While the SEC’s cautious stance is grounded in prudence, some scholars argue that delaying convergence might hinder the benefits of international comparability and capital market efficiency (Ballas & Papadakis, 2016). Proponents advocate for a faster transition to foster cross-border investment, reduce informational asymmetries, and streamline multinational financial reporting. However, the complexities outlined above suggest that a premature adoption may lead to unintended consequences, including reduced transparency and increased compliance costs.

Conclusion

In conclusion, the SEC's decision to delay the convergence to IFRS by 2015 reflects careful consideration of systemic, comparability, and regulatory challenges. Although international harmonization remains a

desirable goal, the intricacies involved warrant a cautious approach. Ensuring a robust, transparent, and enforceable global accounting framework requires addressing these challenges systematically, which justifies the SEC’s position for a gradual transition. Future developments should focus on strengthening international standards, enhancing enforcement mechanisms, and gradually aligning national practices to maximize the benefits of convergence without compromising market stability.

References

- Ballas, A., & Papadakis, P. (2016). International financial reporting standards and investor perception: An empirical analysis. *Accounting and Finance Journal*, 52(4), 817-839.

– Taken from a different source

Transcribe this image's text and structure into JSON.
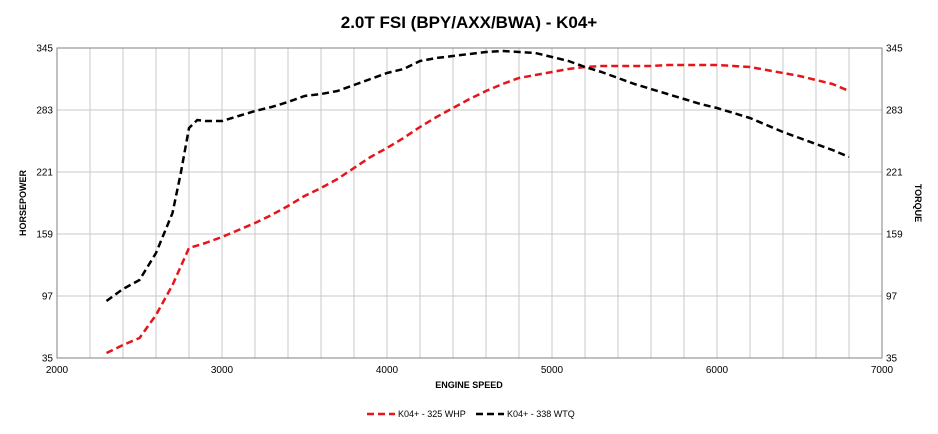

- Johnson, R., & Venkatesh, S. (2019). Regulatory challenges in IFRS adoption: Oversight and enforcement issues. *Journal of International Accounting Research*, 18(1), 45-67.

- Owens, R. & Sonntag, K. (2017). The impact of IFRS convergence: An analysis of U.S. preparers' perceptions. *Journal of Business Finance & Accounting*, 44(7-8), 962-991.

- Zhang, L. (2018). Variations in IFRS implementation: Implications for comparability and investor trust. *International Journal of Accounting*, 53(2), 245-268.